Pihak rumah sakit menegaskan akan melakukan evaluasi internal secara menyeluruh sebagai bentuk tanggung jawab atas insiden yang dialami oleh keluarga pasien.
Pemprov Jabar Minta Audit Menyeluruh
Dalam pernyataannya, Rumah Sakit Hasan Sadikin Bandung menyampaikan permohonan maaf resmi. Sekaligus komitmen perbaikan layanan setelah munculnya video viral dari seorang ibu rumah tangga yang mengaku mengalami kejadian bayi hampir tertukar.
Manajemen rumah sakit menyebut langkah evaluasi akan dilakukan pasca peristiwa yang dialami oleh pasien atas nama Nina Saleha. Termasuk memperketat prosedur identifikasi pasien di seluruh layanan.
Sementara itu, Pemerintah Provinsi Jawa Barat menegaskan bahwa penanganan kasus ini diserahkan. Kepada pihak manajemen rumah sakit untuk dilakukan pendalaman dan investigasi lebih lanjut.

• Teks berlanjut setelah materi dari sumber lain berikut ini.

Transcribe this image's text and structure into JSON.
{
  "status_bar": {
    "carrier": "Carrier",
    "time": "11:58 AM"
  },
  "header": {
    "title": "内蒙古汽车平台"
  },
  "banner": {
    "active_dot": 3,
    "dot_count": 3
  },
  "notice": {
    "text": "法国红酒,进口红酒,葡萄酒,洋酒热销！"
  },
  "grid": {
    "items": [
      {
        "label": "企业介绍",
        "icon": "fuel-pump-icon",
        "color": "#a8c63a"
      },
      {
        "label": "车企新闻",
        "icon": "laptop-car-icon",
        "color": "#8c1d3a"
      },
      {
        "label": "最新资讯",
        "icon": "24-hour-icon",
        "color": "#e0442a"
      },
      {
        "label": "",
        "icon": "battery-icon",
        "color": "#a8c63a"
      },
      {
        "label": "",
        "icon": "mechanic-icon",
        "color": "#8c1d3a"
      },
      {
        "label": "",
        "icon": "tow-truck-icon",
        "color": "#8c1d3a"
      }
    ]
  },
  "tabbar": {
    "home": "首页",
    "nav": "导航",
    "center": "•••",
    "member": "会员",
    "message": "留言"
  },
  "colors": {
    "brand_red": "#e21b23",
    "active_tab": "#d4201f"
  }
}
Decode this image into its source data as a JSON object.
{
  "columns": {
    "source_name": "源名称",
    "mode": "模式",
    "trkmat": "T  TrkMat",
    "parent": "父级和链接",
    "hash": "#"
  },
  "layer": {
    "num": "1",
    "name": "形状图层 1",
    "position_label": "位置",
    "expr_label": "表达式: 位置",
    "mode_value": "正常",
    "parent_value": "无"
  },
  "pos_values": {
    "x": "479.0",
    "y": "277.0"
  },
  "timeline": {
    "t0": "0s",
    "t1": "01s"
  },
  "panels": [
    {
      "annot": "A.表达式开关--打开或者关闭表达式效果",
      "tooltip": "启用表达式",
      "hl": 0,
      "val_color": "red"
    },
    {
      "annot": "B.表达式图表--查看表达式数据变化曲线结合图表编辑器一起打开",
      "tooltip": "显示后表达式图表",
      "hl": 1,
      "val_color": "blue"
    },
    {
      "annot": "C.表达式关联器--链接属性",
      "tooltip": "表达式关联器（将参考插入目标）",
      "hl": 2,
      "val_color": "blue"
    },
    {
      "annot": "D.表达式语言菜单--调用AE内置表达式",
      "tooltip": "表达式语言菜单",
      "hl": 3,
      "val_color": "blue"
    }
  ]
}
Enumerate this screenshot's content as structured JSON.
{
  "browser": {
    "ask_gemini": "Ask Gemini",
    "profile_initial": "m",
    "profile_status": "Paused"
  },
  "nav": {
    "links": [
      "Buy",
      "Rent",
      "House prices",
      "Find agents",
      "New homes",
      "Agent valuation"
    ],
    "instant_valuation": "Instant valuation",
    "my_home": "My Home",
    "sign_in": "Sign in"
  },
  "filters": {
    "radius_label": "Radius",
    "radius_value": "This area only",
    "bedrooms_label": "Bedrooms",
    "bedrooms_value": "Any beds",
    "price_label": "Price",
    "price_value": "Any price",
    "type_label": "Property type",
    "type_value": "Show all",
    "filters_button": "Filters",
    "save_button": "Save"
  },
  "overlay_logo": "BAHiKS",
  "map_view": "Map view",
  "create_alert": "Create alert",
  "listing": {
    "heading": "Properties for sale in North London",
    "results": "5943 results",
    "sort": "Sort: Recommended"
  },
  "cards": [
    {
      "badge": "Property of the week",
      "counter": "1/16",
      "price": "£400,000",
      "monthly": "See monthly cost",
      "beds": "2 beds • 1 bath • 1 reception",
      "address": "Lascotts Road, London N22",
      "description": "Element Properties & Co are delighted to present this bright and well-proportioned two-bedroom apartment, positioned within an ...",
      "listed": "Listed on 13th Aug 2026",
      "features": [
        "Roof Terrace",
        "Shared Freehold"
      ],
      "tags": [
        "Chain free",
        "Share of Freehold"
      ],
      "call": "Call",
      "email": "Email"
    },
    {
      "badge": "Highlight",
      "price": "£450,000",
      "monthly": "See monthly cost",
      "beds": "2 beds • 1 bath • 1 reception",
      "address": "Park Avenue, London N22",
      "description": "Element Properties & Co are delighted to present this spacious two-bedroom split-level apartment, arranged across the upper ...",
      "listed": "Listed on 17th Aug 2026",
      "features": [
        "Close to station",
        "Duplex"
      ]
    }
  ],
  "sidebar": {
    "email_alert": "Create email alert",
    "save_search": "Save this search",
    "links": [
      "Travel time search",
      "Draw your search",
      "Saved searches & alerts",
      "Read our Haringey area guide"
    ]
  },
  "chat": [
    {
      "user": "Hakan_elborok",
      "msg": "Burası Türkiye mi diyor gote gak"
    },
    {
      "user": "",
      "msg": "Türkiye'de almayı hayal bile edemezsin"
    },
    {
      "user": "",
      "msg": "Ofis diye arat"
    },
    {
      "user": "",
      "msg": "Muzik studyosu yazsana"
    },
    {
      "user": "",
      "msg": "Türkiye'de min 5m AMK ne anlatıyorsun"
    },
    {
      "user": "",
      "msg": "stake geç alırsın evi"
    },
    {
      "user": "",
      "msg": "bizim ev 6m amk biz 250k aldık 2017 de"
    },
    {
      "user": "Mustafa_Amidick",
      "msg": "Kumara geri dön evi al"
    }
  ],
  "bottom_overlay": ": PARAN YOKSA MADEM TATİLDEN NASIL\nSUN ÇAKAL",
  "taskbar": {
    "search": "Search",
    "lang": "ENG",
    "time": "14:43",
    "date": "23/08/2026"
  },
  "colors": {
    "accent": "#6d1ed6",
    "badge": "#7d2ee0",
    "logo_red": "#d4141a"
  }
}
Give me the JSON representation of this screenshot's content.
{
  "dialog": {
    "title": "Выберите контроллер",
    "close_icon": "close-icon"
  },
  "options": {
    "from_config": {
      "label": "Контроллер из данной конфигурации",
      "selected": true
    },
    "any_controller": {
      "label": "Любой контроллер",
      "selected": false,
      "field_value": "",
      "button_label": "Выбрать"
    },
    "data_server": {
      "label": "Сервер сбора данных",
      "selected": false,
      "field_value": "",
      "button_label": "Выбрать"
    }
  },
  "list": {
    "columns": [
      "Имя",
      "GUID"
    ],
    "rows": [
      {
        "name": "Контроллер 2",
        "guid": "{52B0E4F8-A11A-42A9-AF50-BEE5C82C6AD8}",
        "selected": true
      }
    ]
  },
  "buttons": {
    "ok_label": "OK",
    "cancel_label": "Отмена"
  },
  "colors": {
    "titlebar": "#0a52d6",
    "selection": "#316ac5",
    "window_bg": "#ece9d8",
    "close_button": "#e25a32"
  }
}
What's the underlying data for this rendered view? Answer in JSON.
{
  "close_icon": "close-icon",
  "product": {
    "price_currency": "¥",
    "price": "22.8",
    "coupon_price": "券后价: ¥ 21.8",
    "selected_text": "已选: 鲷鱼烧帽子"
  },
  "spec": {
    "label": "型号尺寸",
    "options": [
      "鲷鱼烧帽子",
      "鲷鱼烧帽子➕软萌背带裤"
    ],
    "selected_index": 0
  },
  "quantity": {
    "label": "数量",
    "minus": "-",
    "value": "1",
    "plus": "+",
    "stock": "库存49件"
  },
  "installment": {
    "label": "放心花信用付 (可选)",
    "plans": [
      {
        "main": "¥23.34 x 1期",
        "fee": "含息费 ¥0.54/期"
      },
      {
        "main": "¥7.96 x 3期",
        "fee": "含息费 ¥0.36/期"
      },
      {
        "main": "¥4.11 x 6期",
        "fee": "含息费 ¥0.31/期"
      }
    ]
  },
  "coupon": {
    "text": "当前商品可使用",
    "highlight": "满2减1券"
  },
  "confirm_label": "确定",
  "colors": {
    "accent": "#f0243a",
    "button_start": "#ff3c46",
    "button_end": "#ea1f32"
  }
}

Sekretaris Daerah Provinsi Jawa Barat, Herman Suryatman, mengatakan pemerintah provinsi berperan sebagai pembina dan pengawas. Namun menekankan pentingnya audit menyeluruh agar kejadian serupa tidak terulang.
“Pemprov Jabar sebagai pengawas dan pembina RSHS menekankan pentingnya audit menyeluruh agar kejadian serupa tidak terulang,” ujarnya.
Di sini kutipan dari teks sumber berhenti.